Virtual environments isolate the changes you make to a set of Python packages. If you use virtualenv, the packages (such as Mezzanine) are specific to one environment, and you can make changes to one environment without affecting the others. So in the example above, you would have two virtualenvs, one for each site. When you make a package change, like upgrading Mezzanine, you do so on each virtualenv individually. That means you could change the virtualenv for mycoolsite.com back to the previous version of Mezzanine and keep the site running while you worked out the kinks with the new version.
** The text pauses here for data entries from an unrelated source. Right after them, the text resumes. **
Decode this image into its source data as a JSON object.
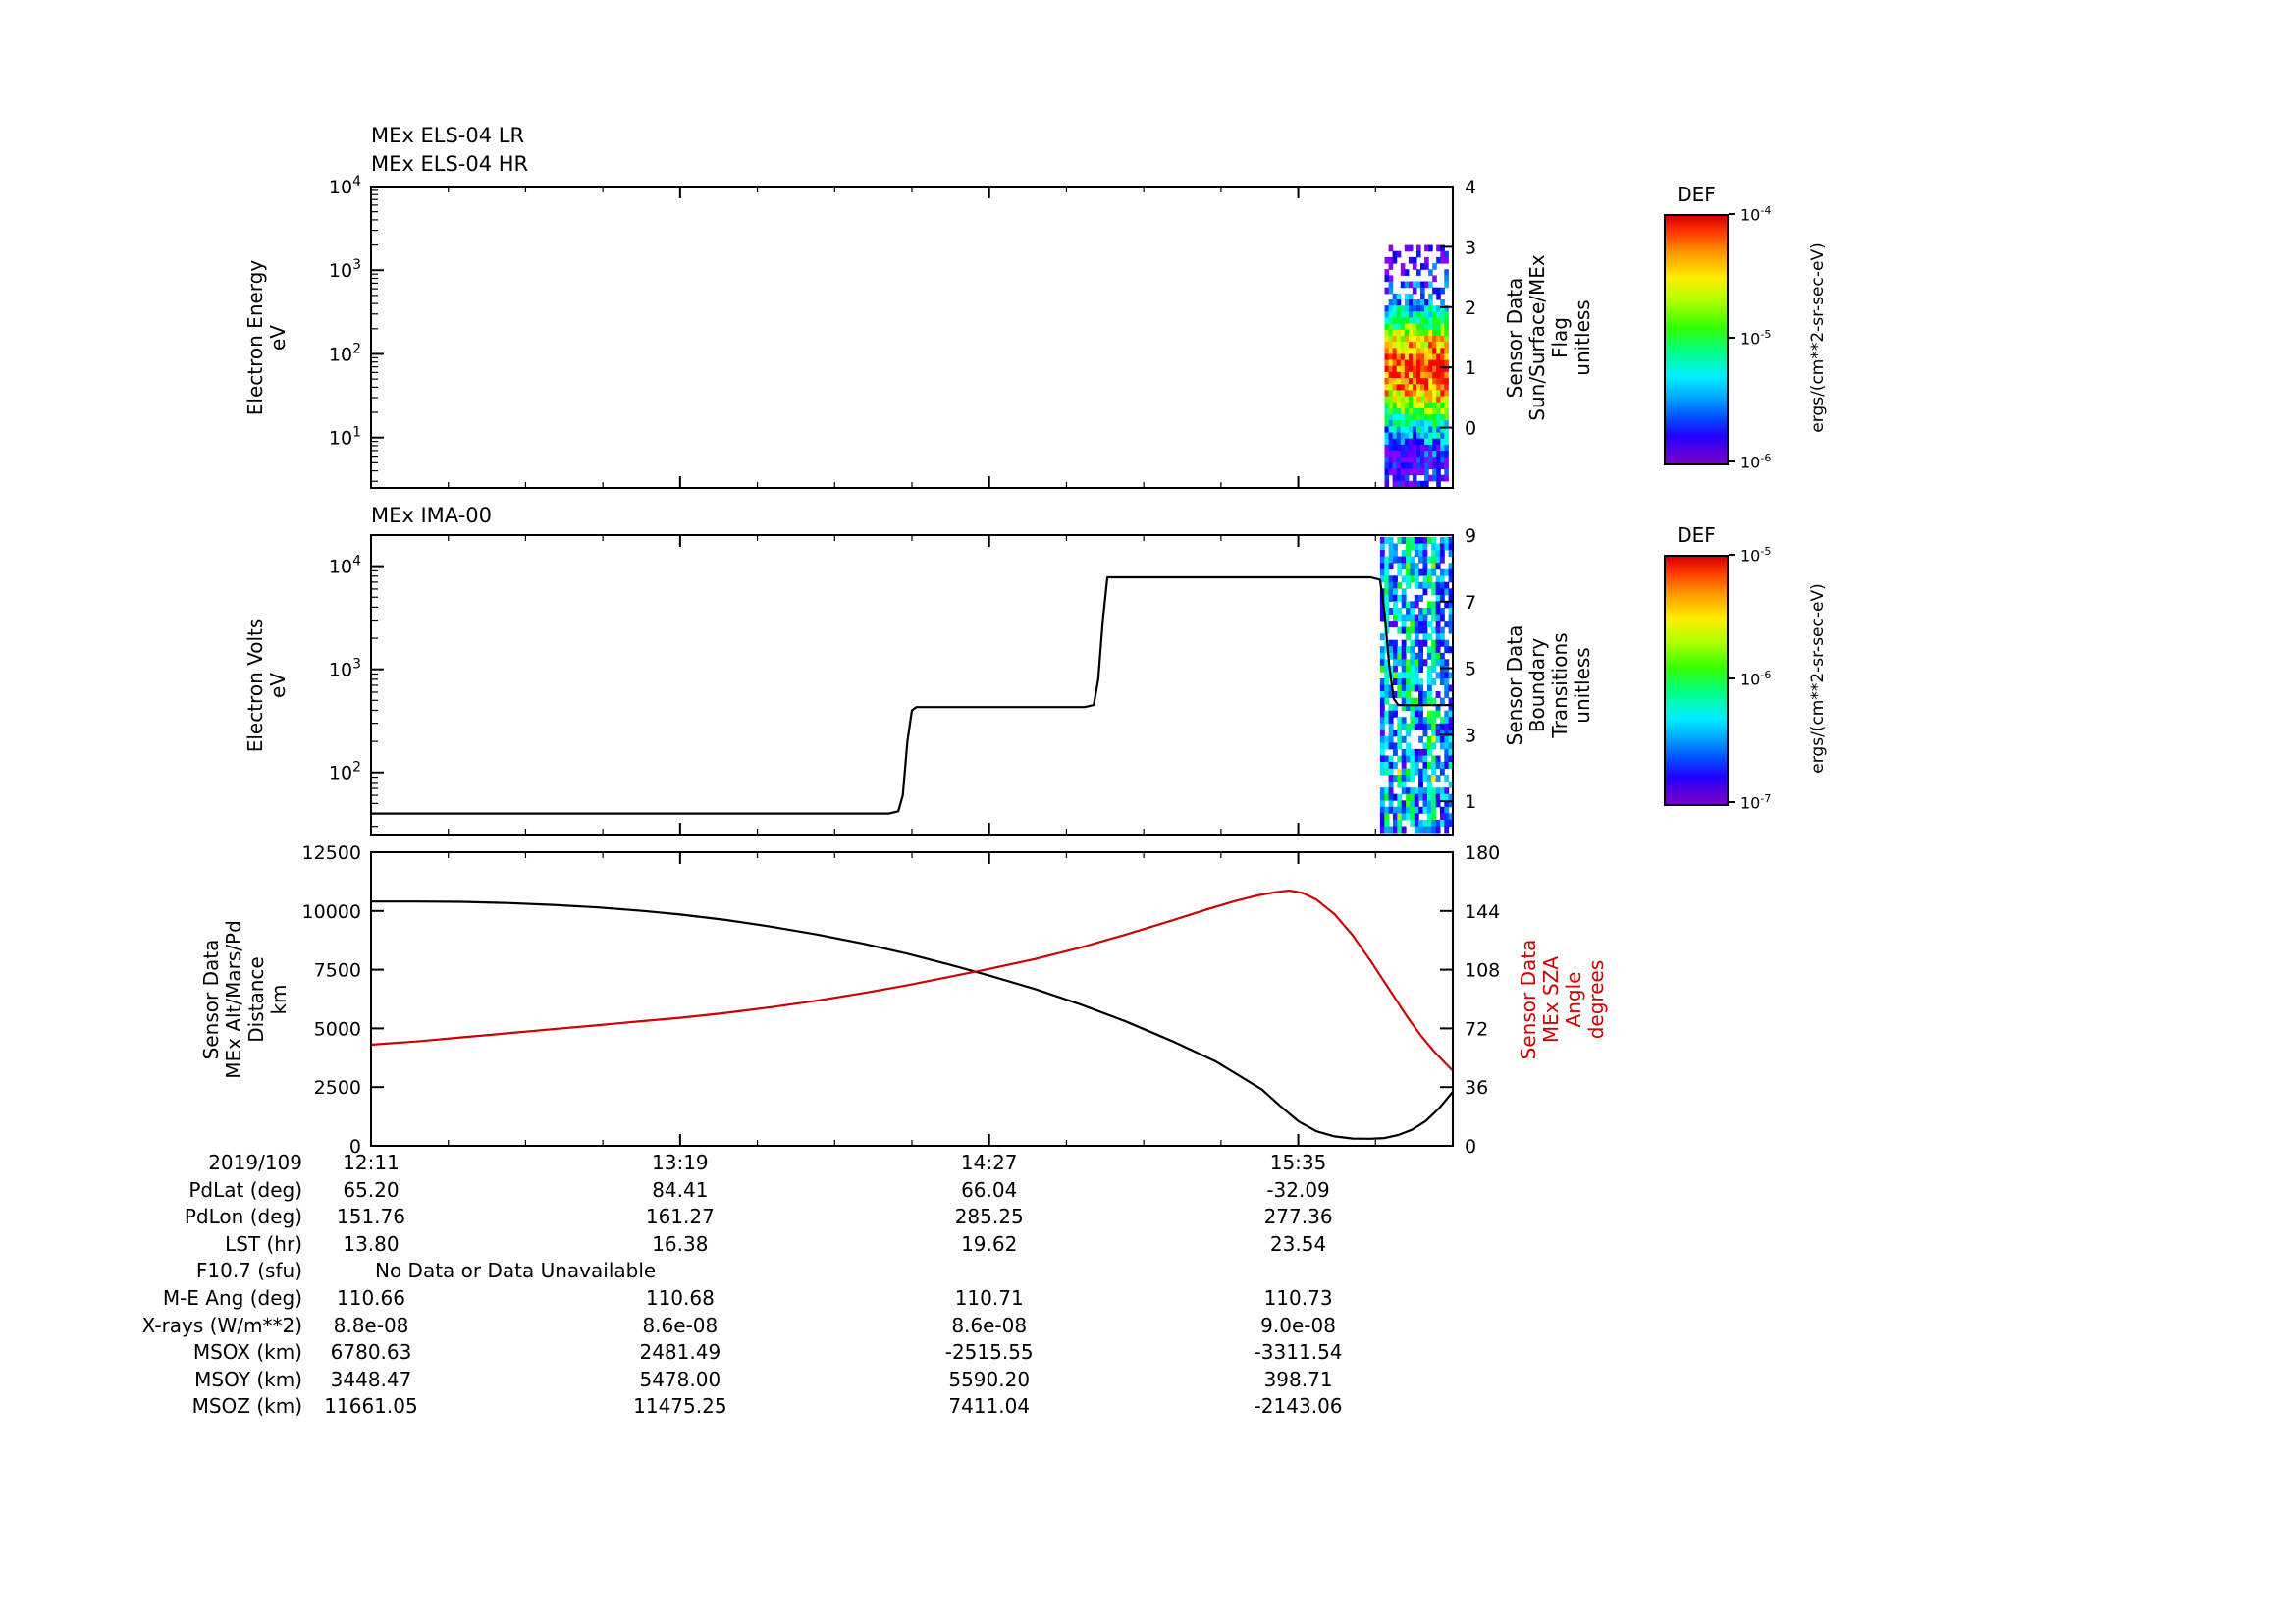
{
  "titles": {
    "panel1_line1": "MEx ELS-04 LR",
    "panel1_line2": "MEx ELS-04 HR",
    "panel2": "MEx IMA-00"
  },
  "time_axis": {
    "date_label": "2019/109",
    "tick_labels": [
      "12:11",
      "13:19",
      "14:27",
      "15:35"
    ],
    "tick_minutes": [
      0,
      68,
      136,
      204
    ],
    "range_minutes": [
      0,
      238
    ]
  },
  "chart_data": [
    {
      "type": "heatmap",
      "name": "els-energy-spectrogram",
      "titles": [
        "MEx ELS-04 LR",
        "MEx ELS-04 HR"
      ],
      "y_axis": {
        "label_lines": [
          "Electron Energy",
          "eV"
        ],
        "scale": "log",
        "range": [
          2.5,
          10000
        ],
        "ticks": [
          10,
          100,
          1000,
          10000
        ]
      },
      "right_axis": {
        "label_lines": [
          "Sensor Data",
          "Sun/Surface/MEx",
          "Flag",
          "unitless"
        ],
        "range": [
          -1,
          4
        ],
        "ticks": [
          0,
          1,
          2,
          3,
          4
        ]
      },
      "spectrogram": {
        "t_min": 223,
        "t_max": 237,
        "e_min": 2.5,
        "e_max": 2000,
        "description": "intense electron flux burst near periapsis: red core ~26-230 eV, yellow-green to ~900 eV, scattered blue-cyan speckle up to ~2000 eV and below 10 eV"
      }
    },
    {
      "type": "heatmap+line",
      "name": "ima-volts-spectrogram",
      "titles": [
        "MEx IMA-00"
      ],
      "y_axis": {
        "label_lines": [
          "Electron Volts",
          "eV"
        ],
        "scale": "log",
        "range": [
          25,
          20000
        ],
        "ticks": [
          100,
          1000,
          10000
        ]
      },
      "right_axis": {
        "label_lines": [
          "Sensor Data",
          "Boundary",
          "Transitions",
          "unitless"
        ],
        "range": [
          0,
          9
        ],
        "ticks": [
          1,
          3,
          5,
          7,
          9
        ]
      },
      "line_series": {
        "name": "IMA scan voltage",
        "color": "#000000",
        "points": [
          [
            0,
            40
          ],
          [
            114,
            40
          ],
          [
            116,
            42
          ],
          [
            117,
            60
          ],
          [
            118,
            200
          ],
          [
            119,
            400
          ],
          [
            120,
            430
          ],
          [
            157,
            430
          ],
          [
            159,
            450
          ],
          [
            160,
            800
          ],
          [
            161,
            3000
          ],
          [
            162,
            7800
          ],
          [
            220,
            7800
          ],
          [
            222,
            7400
          ],
          [
            223,
            3500
          ],
          [
            224,
            1100
          ],
          [
            225,
            520
          ],
          [
            226,
            450
          ],
          [
            238,
            450
          ]
        ]
      },
      "spectrogram": {
        "t_min": 222,
        "t_max": 238,
        "description": "sparse blue-violet counts with cyan-green vertical streaks near periapsis"
      }
    },
    {
      "type": "line",
      "name": "altitude-sza-lines",
      "y_axis": {
        "label_lines": [
          "Sensor Data",
          "MEx Alt/Mars/Pd",
          "Distance",
          "km"
        ],
        "scale": "linear",
        "range": [
          0,
          12500
        ],
        "ticks": [
          0,
          2500,
          5000,
          7500,
          10000,
          12500
        ]
      },
      "right_axis": {
        "label_lines": [
          "Sensor Data",
          "MEx SZA",
          "Angle",
          "degrees"
        ],
        "range": [
          0,
          180
        ],
        "ticks": [
          0,
          36,
          72,
          108,
          144,
          180
        ],
        "color": "#cc0000"
      },
      "series": [
        {
          "name": "MEx altitude (km)",
          "axis": "left",
          "color": "#000000",
          "points": [
            [
              0,
              10400
            ],
            [
              10,
              10400
            ],
            [
              20,
              10390
            ],
            [
              30,
              10340
            ],
            [
              40,
              10260
            ],
            [
              50,
              10150
            ],
            [
              60,
              10000
            ],
            [
              68,
              9850
            ],
            [
              78,
              9620
            ],
            [
              88,
              9330
            ],
            [
              98,
              9000
            ],
            [
              108,
              8620
            ],
            [
              118,
              8180
            ],
            [
              128,
              7680
            ],
            [
              136,
              7250
            ],
            [
              146,
              6680
            ],
            [
              156,
              6030
            ],
            [
              166,
              5300
            ],
            [
              176,
              4480
            ],
            [
              186,
              3580
            ],
            [
              196,
              2400
            ],
            [
              200,
              1700
            ],
            [
              204,
              1050
            ],
            [
              208,
              620
            ],
            [
              212,
              400
            ],
            [
              216,
              310
            ],
            [
              220,
              300
            ],
            [
              223,
              330
            ],
            [
              226,
              460
            ],
            [
              229,
              680
            ],
            [
              232,
              1050
            ],
            [
              235,
              1600
            ],
            [
              238,
              2300
            ]
          ]
        },
        {
          "name": "MEx solar zenith angle (deg)",
          "axis": "right",
          "color": "#cc0000",
          "points": [
            [
              0,
              62
            ],
            [
              10,
              64
            ],
            [
              20,
              66.5
            ],
            [
              30,
              69
            ],
            [
              40,
              71.5
            ],
            [
              50,
              74
            ],
            [
              60,
              76.5
            ],
            [
              68,
              78.5
            ],
            [
              78,
              81.5
            ],
            [
              88,
              85
            ],
            [
              98,
              89
            ],
            [
              108,
              93.5
            ],
            [
              118,
              98.5
            ],
            [
              128,
              104
            ],
            [
              136,
              108.5
            ],
            [
              146,
              114.5
            ],
            [
              156,
              121.5
            ],
            [
              166,
              129.5
            ],
            [
              176,
              138
            ],
            [
              184,
              145
            ],
            [
              190,
              150
            ],
            [
              195,
              153.5
            ],
            [
              199,
              155.5
            ],
            [
              202,
              156.5
            ],
            [
              205,
              155
            ],
            [
              208,
              151
            ],
            [
              212,
              142
            ],
            [
              216,
              129
            ],
            [
              220,
              113
            ],
            [
              224,
              96
            ],
            [
              228,
              79
            ],
            [
              231,
              67.5
            ],
            [
              234,
              57.5
            ],
            [
              238,
              46
            ]
          ]
        }
      ]
    }
  ],
  "colorbars": [
    {
      "title": "DEF",
      "tick_labels": [
        "10^-4",
        "10^-5",
        "10^-6"
      ],
      "unit": "ergs/(cm**2-sr-sec-eV)"
    },
    {
      "title": "DEF",
      "tick_labels": [
        "10^-5",
        "10^-6",
        "10^-7"
      ],
      "unit": "ergs/(cm**2-sr-sec-eV)"
    }
  ],
  "table": {
    "rows": [
      {
        "label": "2019/109",
        "values": [
          "12:11",
          "13:19",
          "14:27",
          "15:35"
        ]
      },
      {
        "label": "PdLat (deg)",
        "values": [
          "65.20",
          "84.41",
          "66.04",
          "-32.09"
        ]
      },
      {
        "label": "PdLon (deg)",
        "values": [
          "151.76",
          "161.27",
          "285.25",
          "277.36"
        ]
      },
      {
        "label": "LST (hr)",
        "values": [
          "13.80",
          "16.38",
          "19.62",
          "23.54"
        ]
      },
      {
        "label": "F10.7 (sfu)",
        "span_value": "No Data or Data Unavailable"
      },
      {
        "label": "M-E Ang (deg)",
        "values": [
          "110.66",
          "110.68",
          "110.71",
          "110.73"
        ]
      },
      {
        "label": "X-rays (W/m**2)",
        "values": [
          "8.8e-08",
          "8.6e-08",
          "8.6e-08",
          "9.0e-08"
        ]
      },
      {
        "label": "MSOX (km)",
        "values": [
          "6780.63",
          "2481.49",
          "-2515.55",
          "-3311.54"
        ]
      },
      {
        "label": "MSOY (km)",
        "values": [
          "3448.47",
          "5478.00",
          "5590.20",
          "398.71"
        ]
      },
      {
        "label": "MSOZ (km)",
        "values": [
          "11661.05",
          "11475.25",
          "7411.04",
          "-2143.06"
        ]
      }
    ]
  }
}
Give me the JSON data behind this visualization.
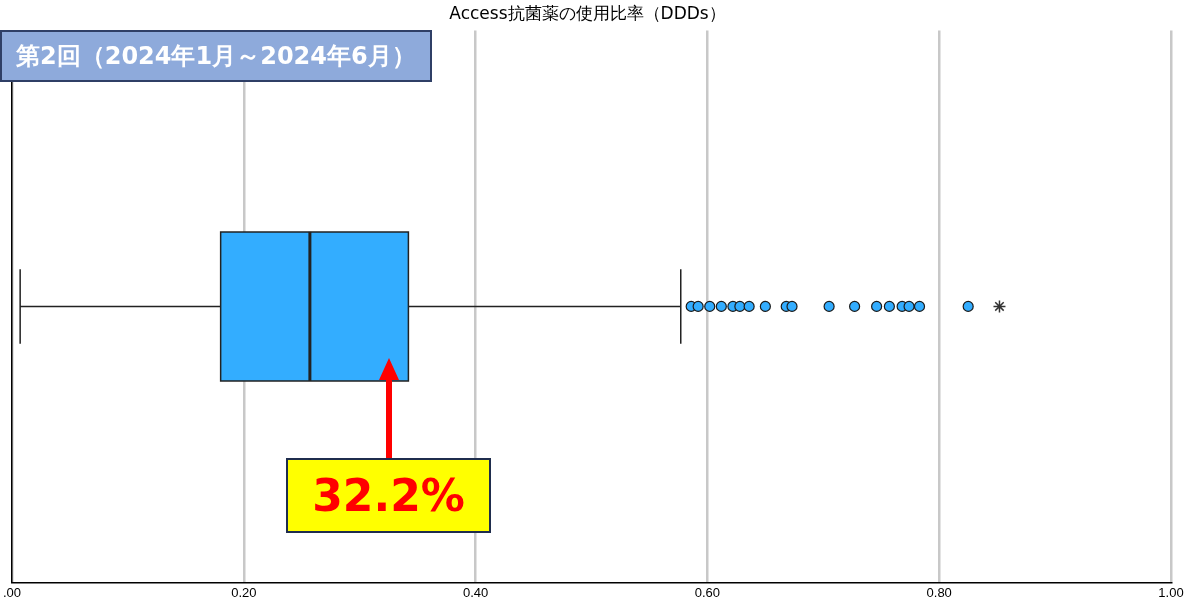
{
  "chart_data": {
    "type": "box",
    "title": "Access抗菌薬の使用比率（DDDs）",
    "orientation": "horizontal",
    "categories": [
      null
    ],
    "series": [
      {
        "type": "box",
        "color": "#33adff",
        "marker": "circle",
        "boxes": [
          {
            "low": 0.007,
            "q1": 0.18,
            "median": 0.257,
            "q3": 0.342,
            "high": 0.577,
            "outliers": [
              0.586,
              0.592,
              0.602,
              0.612,
              0.622,
              0.628,
              0.636,
              0.65,
              0.668,
              0.673,
              0.705,
              0.727,
              0.746,
              0.757,
              0.768,
              0.774,
              0.783,
              0.825
            ]
          }
        ]
      },
      {
        "type": "scatter",
        "color": "#333333",
        "marker": "cross",
        "values": [
          0.852
        ]
      }
    ],
    "xlim": [
      0,
      1.0
    ],
    "xticks": [
      {
        "value": 0,
        "label": ".00"
      },
      {
        "value": 0.2,
        "label": "0.20"
      },
      {
        "value": 0.4,
        "label": "0.40"
      },
      {
        "value": 0.6,
        "label": "0.60"
      },
      {
        "value": 0.8,
        "label": "0.80"
      },
      {
        "value": 1.0,
        "label": "1.00"
      }
    ],
    "grid": "x",
    "tick_labels": "x",
    "legend": false,
    "annotations": [
      "第2回（2024年1月～2024年6月）",
      "32.2%"
    ]
  }
}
Virtual environments do take a little getting used to, but I’ve found them to be incredibly helpful. Google around, there are some very good tutorials on how to use them effectively.
Can someone please update this? There have been a number of changes and this guide is incomplete. It references gunicorn when fabric is now used, and the gunicorn article is actually not helpful because it doesn’t say how to point wsgi to a deployed Mezzanine.
Thanks again for this tutorial my project is up and running on the server but when I visit .myip:8000 I get a “webpage not available” error while the django_project installed from a one click installation is still running on my IP. Before I attempt to deploy I’d like to know what the issue is. I see that the tutorial is over a year old and followed verbatim lead me to this. Any help would be greatly appreciated.
So I have setup my droplet for python/Django. I have a virtualenv setup at /opt/myenv/. Do I need to create multiple virtual environments for each python project? I am trying to setup mezzanine now that I have python setup. What if I want to add more python projects later?